(Kyiv) « J’avais besoin de lui dire “ je t’aime ” » : Olena a rendu hommage vendredi à Kyiv à son amie Natalia, une militaire tuée dans un bombardement russe à Marioupol, à l’occasion de la Journée « des défenseurs et des défenseuses » de l’Ukraine.

Sur la place, devant la cathédrale Sainte-Sophie, les portraits photographiques de quelque 180 soldats du régiment Azov ont été installés sur de grands panneaux pour une exposition en plein air intitulée les « Anges de Marioupol ».

Tous sont morts dans cette ville du sud-est au printemps, pendant la défense de l’aciérie Azovstal, devenue le symbole de la résistance à l’invasion russe.

Dès le début de son offensive fin février, l’armée russe a assiégé ce port stratégique de la mer d’Azov qui devait permettre à Moscou de créer une continuité territoriale entre la Crimée et les zones séparatistes du Donbass.

Quelque 2500 combattants ukrainiens du régiment Azov, retranchés dans l’usine Azovstal, vont résister jusqu’à mi-mai avant de se rendre.

PHOTO ALEXANDER ERMOCHENKO, REUTERS

Le complexe Azovstal

Le Kremlin et les médias publics russes accusent ce régiment, fondé à l’origine en tant que bataillon par des militants d’extrême droite, d’être un groupe néonazi ayant commis des crimes de guerre et menacent de punir très sévèrement ses membres.

Selon Kyiv, Marioupol est à 90 % détruite, au moins 20 000 personnes y ont péri.  

Sous les grandes photos exposées en plein air, un texte résume la vie de ces soldats.

PHOTO GLEB GARANICH, REUTERS

Sourire discret, cheveux auburn longs, Natalia Strebkova était coiffeuse à Poltava (Centre), avant de rejoindre le régiment Azov en 2017.

Elle y occupait les fonctions de cuisinière et d’infirmière.

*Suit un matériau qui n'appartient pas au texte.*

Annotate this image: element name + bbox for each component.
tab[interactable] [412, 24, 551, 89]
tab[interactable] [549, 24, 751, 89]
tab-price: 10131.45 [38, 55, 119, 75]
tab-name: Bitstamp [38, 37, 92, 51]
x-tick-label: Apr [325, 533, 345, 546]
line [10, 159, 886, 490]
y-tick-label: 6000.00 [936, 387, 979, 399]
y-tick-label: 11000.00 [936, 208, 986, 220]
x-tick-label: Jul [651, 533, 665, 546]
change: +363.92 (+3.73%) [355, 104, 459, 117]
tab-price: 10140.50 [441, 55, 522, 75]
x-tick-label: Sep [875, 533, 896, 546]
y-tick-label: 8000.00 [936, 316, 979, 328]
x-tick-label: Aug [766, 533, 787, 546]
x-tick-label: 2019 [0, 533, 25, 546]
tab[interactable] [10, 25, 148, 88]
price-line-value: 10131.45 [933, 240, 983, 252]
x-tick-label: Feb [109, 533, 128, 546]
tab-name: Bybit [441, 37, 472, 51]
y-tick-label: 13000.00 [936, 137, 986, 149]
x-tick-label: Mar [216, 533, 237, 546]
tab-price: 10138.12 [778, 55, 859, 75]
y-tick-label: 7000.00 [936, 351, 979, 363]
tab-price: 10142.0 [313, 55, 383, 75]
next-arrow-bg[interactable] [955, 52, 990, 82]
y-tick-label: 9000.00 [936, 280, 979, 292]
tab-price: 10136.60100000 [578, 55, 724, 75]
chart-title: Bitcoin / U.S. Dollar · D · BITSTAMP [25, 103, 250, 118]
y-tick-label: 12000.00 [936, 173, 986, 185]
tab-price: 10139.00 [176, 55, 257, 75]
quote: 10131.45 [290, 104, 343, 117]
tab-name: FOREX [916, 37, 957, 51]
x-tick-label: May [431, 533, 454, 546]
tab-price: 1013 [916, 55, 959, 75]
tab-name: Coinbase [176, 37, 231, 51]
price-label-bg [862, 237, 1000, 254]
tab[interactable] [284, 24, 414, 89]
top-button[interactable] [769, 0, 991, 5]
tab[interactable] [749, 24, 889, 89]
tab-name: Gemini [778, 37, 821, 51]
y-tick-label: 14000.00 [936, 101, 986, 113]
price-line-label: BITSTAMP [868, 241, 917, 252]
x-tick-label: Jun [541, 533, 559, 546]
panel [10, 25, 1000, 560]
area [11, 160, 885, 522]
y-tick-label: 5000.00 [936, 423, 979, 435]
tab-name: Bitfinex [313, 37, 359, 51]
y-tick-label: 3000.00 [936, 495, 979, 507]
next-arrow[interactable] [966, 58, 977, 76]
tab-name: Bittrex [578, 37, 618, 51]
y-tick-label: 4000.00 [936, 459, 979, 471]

Elle a été tuée à l’âge de 45 ans, « quand une bombe de plusieurs tonnes a touché un abri antiaérien » où elle se trouvait, dans la nuit du 14 au 15 avril, est-il écrit sous son portrait.

« C’était une bonne soldate, une bonne amie », dit Olena Zadorojna.

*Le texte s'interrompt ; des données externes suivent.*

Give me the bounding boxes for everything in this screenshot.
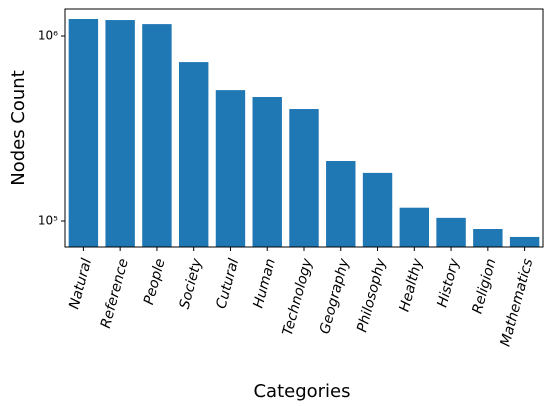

« Sa fille m’a demandé de venir ici. Après les bombardements de lundi [à Kyiv], je ne me sentais pas vraiment bien. Mais je pense que j’avais besoin de venir ici pour la voir et lui dire de tout mon cœur “ je t’aime ” », poursuit la jeune femme dans un sanglot.

Le mari de Natalia, également membre du régiment Azov, a quant à lui été fait prisonnier et a récemment été libéré.

« Fermer le ciel »

D’après les dates de leur décès affichées sous les photos, la plupart des militaires ont péri en mars et avril, et quelques-uns début mai.

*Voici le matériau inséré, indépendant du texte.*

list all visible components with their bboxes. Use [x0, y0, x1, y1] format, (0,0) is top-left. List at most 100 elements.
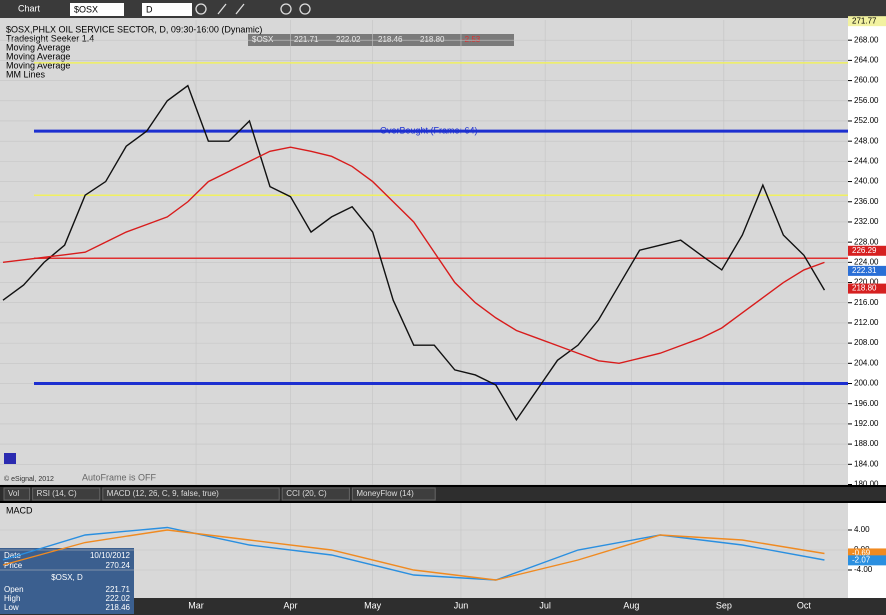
y-tick-label: 264.00	[854, 56, 879, 65]
data-window-key: Price	[4, 561, 23, 570]
quote-field: -2.53	[462, 35, 481, 44]
data-window-value: 222.02	[106, 594, 131, 603]
tool-icon[interactable]	[280, 3, 292, 15]
pane-title: MACD	[6, 505, 33, 515]
indicator-tab[interactable]	[281, 487, 350, 501]
price-marker	[848, 245, 886, 256]
price-marker	[848, 548, 886, 559]
y-tick-label: -4.00	[854, 565, 873, 574]
x-tick-label: Mar	[188, 600, 204, 610]
price-marker-label: -0.69	[852, 549, 871, 558]
quote-field: 218.46	[378, 35, 403, 44]
indicator-tab[interactable]	[102, 487, 280, 501]
price-marker-label: 271.77	[852, 16, 877, 25]
indicator-label: Moving Average	[6, 60, 70, 70]
y-tick-label: 180.00	[854, 480, 879, 489]
data-window-key: Low	[4, 603, 19, 612]
tab-label[interactable]: Vol	[8, 489, 19, 498]
indicator-tab[interactable]	[351, 487, 436, 501]
data-window-key: Open	[4, 585, 24, 594]
x-tick-label: Apr	[284, 600, 298, 610]
symbol-box[interactable]	[70, 3, 124, 16]
quote-field: $OSX	[252, 35, 274, 44]
indicator-label: MM Lines	[6, 69, 46, 79]
data-window-symbol: $OSX, D	[51, 573, 83, 582]
tool-icon[interactable]	[195, 3, 207, 15]
tool-icon[interactable]	[235, 3, 245, 15]
x-tick-label: Jun	[454, 600, 469, 610]
y-tick-label: 188.00	[854, 439, 879, 448]
indicator-tab[interactable]	[32, 487, 101, 501]
y-tick-label: 228.00	[854, 237, 879, 246]
macd-pane	[0, 503, 848, 598]
toolbar	[0, 0, 886, 18]
data-window-key: High	[4, 594, 20, 603]
series-line	[2, 529, 825, 581]
x-tick-label: Aug	[623, 600, 639, 610]
y-tick-label: 4.00	[854, 525, 870, 534]
y-tick-label: 248.00	[854, 136, 879, 145]
y-tick-label: 268.00	[854, 35, 879, 44]
quote-field: 221.71	[294, 35, 319, 44]
y-tick-label: 212.00	[854, 318, 879, 327]
interval[interactable]: D	[146, 4, 153, 14]
quote-field: 222.02	[336, 35, 361, 44]
price-marker-label: -2.07	[852, 555, 871, 564]
y-tick-label: 184.00	[854, 459, 879, 468]
tab-label[interactable]: MACD (12, 26, C, 9, false, true)	[107, 489, 219, 498]
tool-icon[interactable]	[217, 3, 227, 15]
p-icon[interactable]	[4, 453, 16, 464]
copyright: © eSignal, 2012	[4, 475, 54, 483]
autoframe-label: AutoFrame is OFF	[82, 472, 157, 482]
x-tick-label: Oct	[797, 600, 812, 610]
series-line	[2, 84, 826, 422]
interval-box[interactable]	[142, 3, 192, 16]
indicator-label: $OSX,PHLX OIL SERVICE SECTOR, D, 09:30-1…	[6, 24, 262, 34]
indicator-label: Tradesight Seeker 1.4	[6, 33, 94, 43]
x-tick-label: May	[364, 600, 382, 610]
y-tick-label: 244.00	[854, 156, 879, 165]
x-tick-label: Sep	[716, 600, 732, 610]
y-tick-label: 196.00	[854, 399, 879, 408]
indicator-tab[interactable]	[3, 487, 31, 501]
price-marker-label: 226.29	[852, 246, 877, 255]
indicator-label: Moving Average	[6, 42, 70, 52]
price-pane	[0, 18, 848, 485]
y-tick-label: 216.00	[854, 298, 879, 307]
y-tick-label: 208.00	[854, 338, 879, 347]
data-window-value: 221.71	[106, 585, 131, 594]
price-marker	[848, 555, 886, 566]
price-marker-label: 218.80	[852, 284, 877, 293]
tab-label[interactable]: RSI (14, C)	[37, 489, 77, 498]
y-tick-label: 232.00	[854, 217, 879, 226]
data-window-value: 10/10/2012	[90, 551, 131, 560]
x-tick-label: Jul	[539, 600, 551, 610]
series-line	[2, 146, 825, 365]
tab-label[interactable]: MoneyFlow (14)	[356, 489, 414, 498]
y-tick-label: 200.00	[854, 379, 879, 388]
y-tick-label: 204.00	[854, 358, 879, 367]
price-marker	[848, 16, 886, 27]
price-marker-label: 222.31	[852, 266, 877, 275]
y-tick-label: 236.00	[854, 197, 879, 206]
price-marker	[848, 265, 886, 276]
y-tick-label: 224.00	[854, 257, 879, 266]
tab-label[interactable]: CCI (20, C)	[286, 489, 327, 498]
series-line	[2, 526, 825, 581]
y-tick-label: 260.00	[854, 76, 879, 85]
price-marker	[848, 283, 886, 294]
data-window-value: 218.46	[106, 603, 131, 612]
quote-field: 218.80	[420, 35, 445, 44]
data-window-key: Date	[4, 551, 21, 560]
y-tick-label: 256.00	[854, 96, 879, 105]
y-tick-label: 252.00	[854, 116, 879, 125]
data-window-value: 270.24	[106, 561, 131, 570]
indicator-label: Moving Average	[6, 51, 70, 61]
toolbar-title: Chart	[18, 3, 41, 13]
y-tick-label: 220.00	[854, 278, 879, 287]
symbol[interactable]: $OSX	[74, 4, 98, 14]
y-tick-label: 240.00	[854, 177, 879, 186]
tool-icon[interactable]	[299, 3, 311, 15]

PHOTO SERGEI SUPINSKY, AGENCE FRANCE-PRESSE

Comme Denys Bondarenko, dont le surnom de code est « Junior », tué à 18 ans par « une balle de tireur d’élite le 1er mai à l’usine Azovstal », est-il écrit.

Parmi les plus âgés figure le sergent-chef Oleksandre Vigran, 65 ans, chauffeur, tué à Azovtal le 8 mai. « Nous allons certainement gagner », auraient été ses derniers mots envoyés à ses proches.

Galyna Golitsyna, pour sa part, a perdu ses deux fils à la guerre. L’aîné en 2014 et Denys le 23 mars dernier à Marioupol. Les deux servaient dans le régiment Azov.

La mère, âgée de 61 ans, pose en pleurant une main, puis son front, sur le portrait de son cadet, mort à 32 ans.  

Blessé dans un bombardement et soigné dans un hôpital installé à l’intérieur d’un bunker, les médecins n’ont pas pu le sauver.

« Perdre un enfant, c’est le plus terrible qui puisse arriver. Et moi, j’ai perdu mes deux enfants dans cette même guerre. C’est le jour de la mémoire pour moi », dit-elle à l’AFP en s’essuyant les yeux.

« On n’a pas besoin de troupes de l’OTAN combattant chez nous, nous avons nos militaires très habiles, mais donnez-nous les armes et nous allons protéger le monde entier. Il faut nous donner des armes et fermer le ciel » aux missiles russes, plaide la sexagénaire.

Outre cette exposition, des services religieux étaient aussi organisés dans la capitale. La poste nationale a annoncé la sortie de plusieurs timbres représentant des militaires.  

La Journée « des défenseurs et des défenseuses » de l’Ukraine a été instaurée le 14 octobre en 2014, en remplacement du 23 février, date héritée de l’époque soviétique et encore célébrée en Russie.